The light rail (LRT) station opened along with the start of LRT service in 2019.

The LRT platforms are located on either side of King Street in Kitchener, on the north side of Victoria Street. North of the station, the LRT tracks become adjacent through the Moore/Breithaupt intersection and proceed within the median of King beyond, towards Waterloo. South of the station, the tracks split: southbound, they take Victoria to reach Charles Street, which they follow alongside; northbound, they continue along King to Francis Street, which connects them to Duke Street, which they follow alongside.

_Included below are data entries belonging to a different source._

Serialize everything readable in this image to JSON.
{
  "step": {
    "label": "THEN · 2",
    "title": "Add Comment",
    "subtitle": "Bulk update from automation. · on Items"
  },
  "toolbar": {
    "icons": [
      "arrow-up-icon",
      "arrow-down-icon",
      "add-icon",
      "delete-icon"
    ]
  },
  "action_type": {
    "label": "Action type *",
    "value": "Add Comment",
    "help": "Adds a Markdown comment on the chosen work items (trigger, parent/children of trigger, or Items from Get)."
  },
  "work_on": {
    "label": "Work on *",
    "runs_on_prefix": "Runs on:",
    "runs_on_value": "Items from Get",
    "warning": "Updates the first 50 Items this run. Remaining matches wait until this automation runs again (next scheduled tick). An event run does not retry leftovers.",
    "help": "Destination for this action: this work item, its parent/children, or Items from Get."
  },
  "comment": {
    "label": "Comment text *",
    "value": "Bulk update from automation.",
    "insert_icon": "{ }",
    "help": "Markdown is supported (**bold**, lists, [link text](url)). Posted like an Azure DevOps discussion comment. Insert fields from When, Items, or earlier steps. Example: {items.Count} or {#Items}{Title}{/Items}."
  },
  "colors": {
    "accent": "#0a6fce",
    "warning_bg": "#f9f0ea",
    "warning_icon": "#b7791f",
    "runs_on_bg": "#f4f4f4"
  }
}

The platforms are connected with King Street's sidewalks at either end, and pedestrians passing through walk along the platform. The station's feature walls consist of glass tiles in a varying pattern of blues and greys and displays Innovation District under the station's name.

==Intermodal terminal==
After some public consultation, plans for the "King and Victoria Transit Hub" were made public in November 2020. In addition to integration with the Ion light rail system, the new train and bus station would also feature a connection to the Iron Horse Trail, one of the most-travelled cycling and walking routes in the region, as well as a pedestrian underpass connecting the north and south halves of Waterloo Street, creating more pedestrian routes in the immediate area. The planned two-storey station would have ramps and elevators to reach the railway platform level from the street level. It would also have a publicly bookable community room for local events. The construction of the new station is also listed as a project dependency in Metrolinx's March 2021 preliminary business case for two-way, all-day service on the GO Kitchener line. This is due to the need for a second station platform in order to accommodate two-way service.

Design work on the intermodal terminal was paused in 2021 due to lack of funding, the Region of Waterloo having only secured $43 million out of the project's estimated $106 million cost. However, given that the current train station is inadequate for future GO Transit train service levels, construction is proceeding on certain key elements of the terminal including the train platforms and bus terminal, to enable GO Transit service to be relocated to Kitchener Central station. The Transit Hub construction will begin in 2026, with an opening date planned in 2029.

Since April 7, 2022, Flixbus offers intercity bus service to Toronto. The stop in downtown Kitchener is at 1 Victoria Street South, across from this station.